Wednesday, December 4, 2013

ARE NARCO-PROFITS NOW MOVING INTO MIAMI WITH ITS NEW MEXICAN RESIDENTS ?


Miami, which has always been a melting pot for Latin Americans, is now seeing an influx of affluent real estate purchasers from a country not known to have its nationals living here: Mexico. Wealthy Mexican citizens are one of the fastest growing groups of new property owners from Latin America relocating to Miami . It has been estimated that their numbers have tripled in the last three years.

Many of these families are wealthy; some are in the high-tech, energy, consumer retail goods fields in Mexico, and all are painfully aware that the battle between Mexican law enforcement, and the narcotics traffickers, will continue for the indefinite future, meaning that there are threat factors there which they can avoid by moving their families to the relative safety of Miami.

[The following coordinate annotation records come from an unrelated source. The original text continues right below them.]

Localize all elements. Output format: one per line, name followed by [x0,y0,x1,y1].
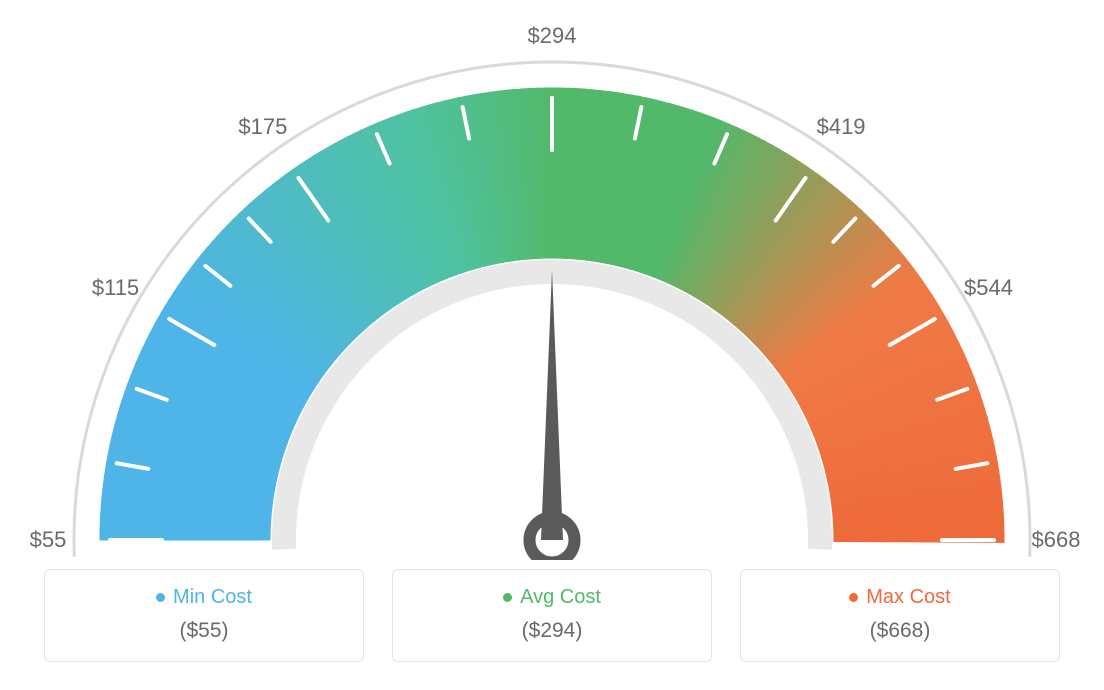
legend-value-max: ($668) [761,619,1039,643]
legend-card-max: Max Cost ($668) [740,569,1060,662]
legend-label-avg: Avg Cost [520,586,601,609]
legend-title-max: Max Cost [849,586,950,609]
legend-card-min: Min Cost ($55) [44,569,364,662]
legend-dot-avg [503,593,512,602]
cost-gauge: $55$115$175$294$419$544$668 [42,20,1062,560]
legend-value-min: ($55) [65,619,343,643]
legend-card-avg: Avg Cost ($294) [392,569,712,662]
legend-title-avg: Avg Cost [503,586,601,609]
legend-value-avg: ($294) [413,619,691,643]
legend-row: Min Cost ($55) Avg Cost ($294) Max Cost … [0,569,1104,662]
legend-label-max: Max Cost [866,586,950,609]
legend-label-min: Min Cost [173,586,252,609]
gauge-tick-label: $668 [1032,527,1081,553]
legend-title-min: Min Cost [156,586,252,609]
legend-dot-min [156,593,165,602]
gauge-tick-label: $419 [817,114,866,140]
gauge-tick-label: $55 [30,527,67,553]
gauge-svg [42,20,1062,560]
gauge-tick-label: $544 [964,275,1013,301]
legend-dot-max [849,593,858,602]
gauge-tick-label: $175 [238,114,287,140]
gauge-tick-label: $294 [528,23,577,49]
gauge-tick-label: $115 [92,275,139,301]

While Miami welcomes all who wish to live here, given the obscene profits available in the drug trafficking industry, it should be accepted that at least some of this "flight capital" is dope profits looking to be laundered & invested. Bankers, particularly those at international banks with corespondent relationships in Mexico's financial structure, should be in alert, lest narco-profits hidden in shell companies find a home in Florida. Miami's status as a vacation destination, the presence of expats from all the countries of Latin America, and lack of established society traditions,  generally allow any  new affluent arrivals to blend in. With an adequate front business, anything goes.

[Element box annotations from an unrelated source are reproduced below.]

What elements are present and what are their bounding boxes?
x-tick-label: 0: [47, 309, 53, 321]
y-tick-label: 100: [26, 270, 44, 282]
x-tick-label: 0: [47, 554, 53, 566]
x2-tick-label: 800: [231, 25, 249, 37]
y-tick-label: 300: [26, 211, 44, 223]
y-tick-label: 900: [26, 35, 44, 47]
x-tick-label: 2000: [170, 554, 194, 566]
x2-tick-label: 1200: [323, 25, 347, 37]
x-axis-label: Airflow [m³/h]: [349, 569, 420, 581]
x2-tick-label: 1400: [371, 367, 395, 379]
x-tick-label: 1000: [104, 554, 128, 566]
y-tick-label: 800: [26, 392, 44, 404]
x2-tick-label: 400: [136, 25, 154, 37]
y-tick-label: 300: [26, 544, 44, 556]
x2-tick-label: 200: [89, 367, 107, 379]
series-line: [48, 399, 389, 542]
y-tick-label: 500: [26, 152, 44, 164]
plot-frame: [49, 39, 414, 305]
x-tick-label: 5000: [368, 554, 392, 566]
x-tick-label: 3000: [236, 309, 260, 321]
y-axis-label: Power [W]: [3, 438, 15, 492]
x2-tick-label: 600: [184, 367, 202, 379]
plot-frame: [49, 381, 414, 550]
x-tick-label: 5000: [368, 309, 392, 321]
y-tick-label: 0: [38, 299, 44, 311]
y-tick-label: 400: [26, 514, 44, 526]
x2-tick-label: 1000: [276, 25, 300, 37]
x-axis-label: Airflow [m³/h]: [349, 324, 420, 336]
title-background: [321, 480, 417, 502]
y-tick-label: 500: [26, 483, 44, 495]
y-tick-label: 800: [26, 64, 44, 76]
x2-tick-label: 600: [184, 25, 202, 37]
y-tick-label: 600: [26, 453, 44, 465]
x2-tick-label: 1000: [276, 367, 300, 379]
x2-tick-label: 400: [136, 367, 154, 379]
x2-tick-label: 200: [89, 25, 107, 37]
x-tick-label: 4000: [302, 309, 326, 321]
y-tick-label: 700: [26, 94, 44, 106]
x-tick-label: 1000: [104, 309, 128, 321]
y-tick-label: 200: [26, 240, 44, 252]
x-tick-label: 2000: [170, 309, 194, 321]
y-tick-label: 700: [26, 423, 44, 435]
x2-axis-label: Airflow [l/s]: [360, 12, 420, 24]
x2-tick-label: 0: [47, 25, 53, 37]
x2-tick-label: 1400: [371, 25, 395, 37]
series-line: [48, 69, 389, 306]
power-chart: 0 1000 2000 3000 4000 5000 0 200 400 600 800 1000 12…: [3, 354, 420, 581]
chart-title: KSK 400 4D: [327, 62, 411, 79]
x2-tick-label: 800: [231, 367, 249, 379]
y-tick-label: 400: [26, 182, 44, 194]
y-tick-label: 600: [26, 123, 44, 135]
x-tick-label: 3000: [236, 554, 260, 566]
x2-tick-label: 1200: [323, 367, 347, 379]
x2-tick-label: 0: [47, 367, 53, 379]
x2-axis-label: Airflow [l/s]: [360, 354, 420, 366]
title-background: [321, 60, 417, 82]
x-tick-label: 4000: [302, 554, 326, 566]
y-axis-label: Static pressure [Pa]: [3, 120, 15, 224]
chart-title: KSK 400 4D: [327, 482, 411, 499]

This presents a danger to financial institutions who wish to accept some of this new business. It is suggested that, though nationality cannot be the sole basis for increasing your evaluation of the risk posed by a prospective customer, you give any wealthy Mexican businessman, recently arrived in the United States, Enhanced Due Diligence. Watch especially high-end real estate transactions, and purchase and sale of commercial businesses, either of which are routinely used to launder the proceeds of crime.